Nachhaltigkeit, Greenwashing und Pflicht zur Berichterstattung
Seit geraumer Zeit bauen die Schweizer Banken ihr Produktangebot im Bereich der Nachhaltigkeit aus. Zunächst lag der Fokus auf dem Angebot nachhaltiger Anlagen, doch nun wenden auch immer mehr Banken ESG-Kriterien bei der Kreditvergabe an. Der Anteil der Banken, welcher bei der Kreditvergabe ESG-Kriterien effektiv bereits anwendet, ist von 22% im Vorjahr auf nun 37% markant gestiegen. Weitere 35% beabsichtigen, dies in Zukunft zu tun.

Können die Banken diese Versprechen nicht halten oder fehlen die Daten für einen entsprechenden Nachweis, setzen sich die Institute vermehrt dem Risiko von Greenwashing-Vorwürfen aus. Rund zwei Drittel der befragten Banken sehen darin zwar nach wie vor in erster Linie ein Reputationsrisiko, dennoch ist bemerkenswert, dass Aufsichtsbehörden in führenden Finanzplätzen immer vehementer und zum Teil auch mit hohen Bussen gegen Greenwashing vorgehen.

Als weitere Herausforderung wartet ab dem Geschäftsjahr 2024 die Klimaberichterstattung auf einen Grossteil der Schweizer Banken.
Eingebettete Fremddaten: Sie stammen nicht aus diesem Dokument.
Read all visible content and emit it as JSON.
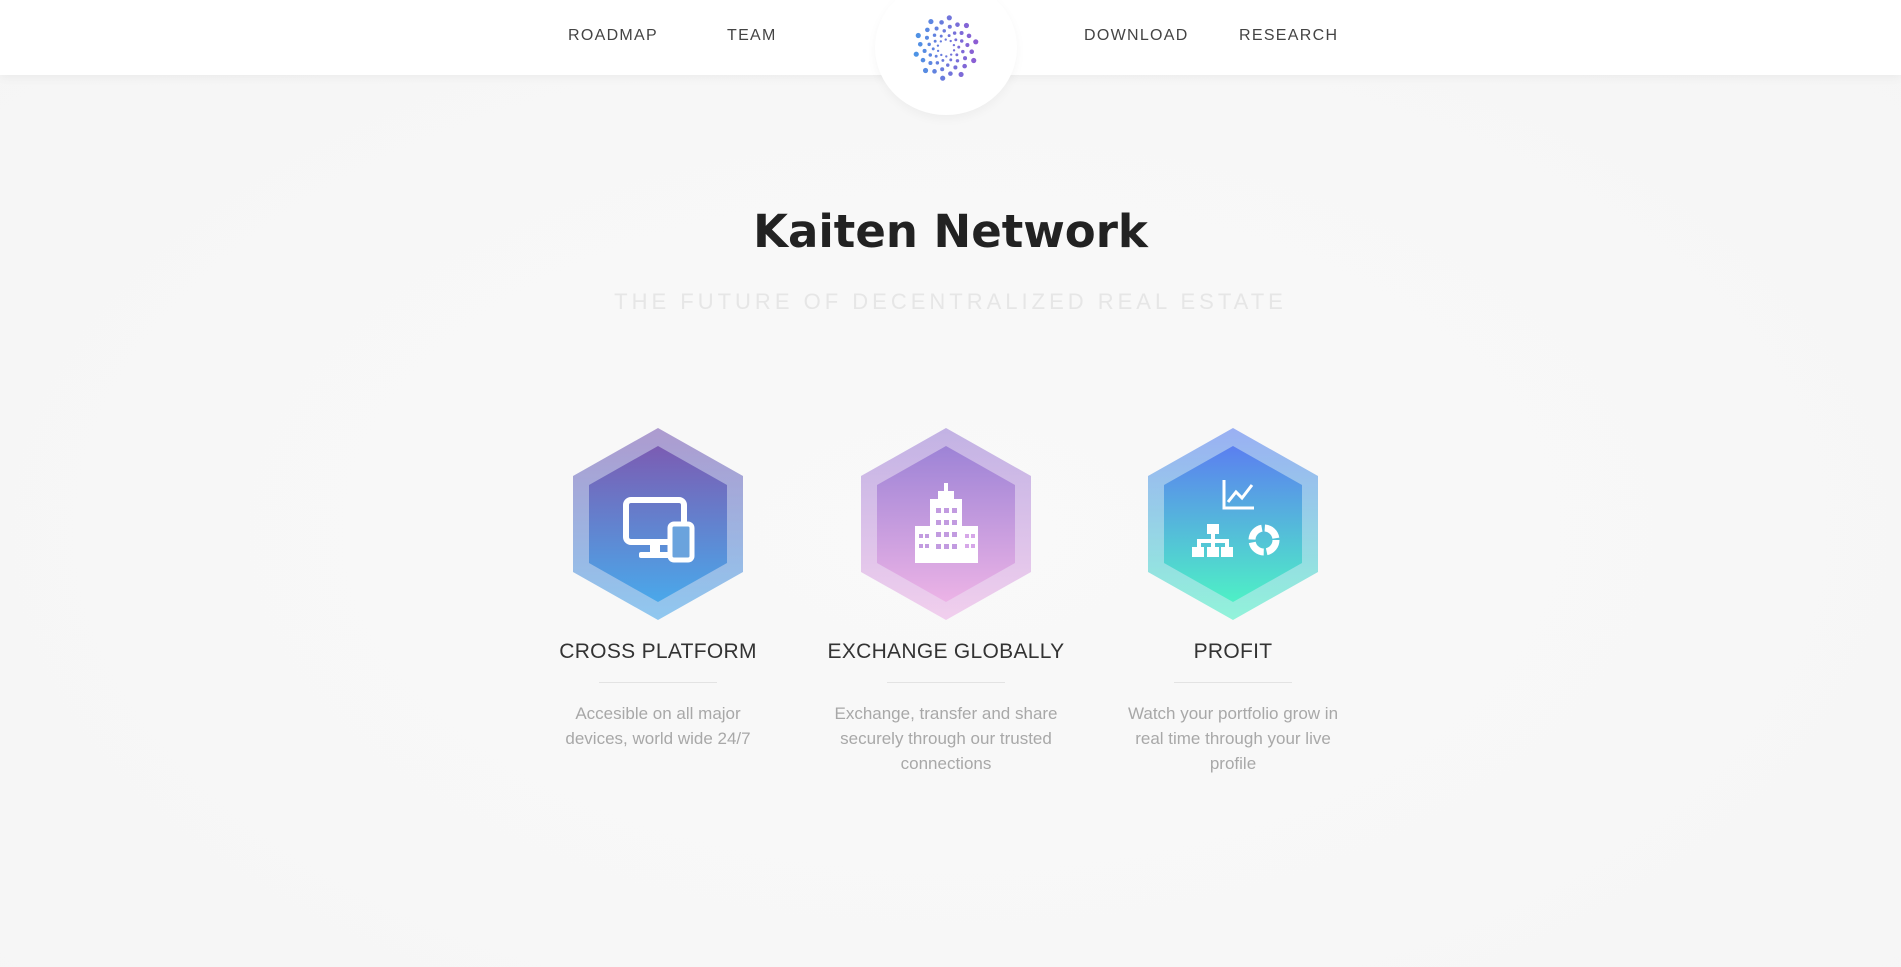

Konkret gilt es für alle Banken, die gewisse Grössenkriterien erfüllen, die Empfehlungen der «Task Force on Climate-related Financial Disclosures» (TCFD) in einer öffentlichen Berichterstattung umzusetzen. Zudem hat der Bundesrat angekündigt, dass die obligationenrechtliche Nachhaltigkeitsberichterstattung in noch unbestimmter Zukunft prüfungspflichtig werden soll. Die Erstellung einer Berichterstattung mit prüfbarer Datengrundlage dürfte für viele Banken ein grösseres Projekt werden und den einen oder anderen Stolperstein bereithalten. Beim Thema Nachhaltigkeit sieht denn auch ein Drittel der Banken die grösste operative Herausforderung in der Nachhaltigkeitsberichterstattung. (EY/mc/ps)
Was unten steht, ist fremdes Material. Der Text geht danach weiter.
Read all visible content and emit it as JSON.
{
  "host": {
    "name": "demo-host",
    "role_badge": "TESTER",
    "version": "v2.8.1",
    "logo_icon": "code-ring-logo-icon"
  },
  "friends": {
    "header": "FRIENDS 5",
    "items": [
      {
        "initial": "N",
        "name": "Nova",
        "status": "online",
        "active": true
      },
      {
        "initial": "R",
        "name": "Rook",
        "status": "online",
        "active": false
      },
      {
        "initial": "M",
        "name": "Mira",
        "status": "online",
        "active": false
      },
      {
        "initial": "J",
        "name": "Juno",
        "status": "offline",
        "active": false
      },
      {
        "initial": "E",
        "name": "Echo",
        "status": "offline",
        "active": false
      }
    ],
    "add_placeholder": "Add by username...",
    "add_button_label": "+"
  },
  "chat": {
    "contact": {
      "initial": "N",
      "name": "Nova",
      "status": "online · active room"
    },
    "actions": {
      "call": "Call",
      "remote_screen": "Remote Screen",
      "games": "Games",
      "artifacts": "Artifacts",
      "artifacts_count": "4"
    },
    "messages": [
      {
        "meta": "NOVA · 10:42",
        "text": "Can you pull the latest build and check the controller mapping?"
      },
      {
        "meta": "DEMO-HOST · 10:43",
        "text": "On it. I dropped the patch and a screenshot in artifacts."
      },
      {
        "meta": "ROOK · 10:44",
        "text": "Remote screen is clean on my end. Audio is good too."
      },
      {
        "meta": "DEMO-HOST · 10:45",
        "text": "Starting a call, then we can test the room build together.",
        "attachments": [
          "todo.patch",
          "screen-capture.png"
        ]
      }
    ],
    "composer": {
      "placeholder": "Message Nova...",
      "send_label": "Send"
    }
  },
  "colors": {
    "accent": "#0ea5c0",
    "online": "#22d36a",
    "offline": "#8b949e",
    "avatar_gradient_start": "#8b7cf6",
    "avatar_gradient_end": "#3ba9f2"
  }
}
Über den EY Bankenbarometer 2024
Für den EY Bankenbarometer 2024 wurden im November 2023 über 100 Schweizer Banken befragt. Die Studie wird seit 2010 durchgeführt, in diesem Jahr zum 14. Mal. 65% der befragten Institute stammen aus der Deutschschweiz, 28% haben ihren Sitz in der Westschweiz und 7% sind im Tessin beheimatet. Die befragten Banken gehören folgenden Kategorien an: Privatbanken (32%), Auslandsbanken (24%), Regionalbanken (26%) und Kantonalbanken (18%).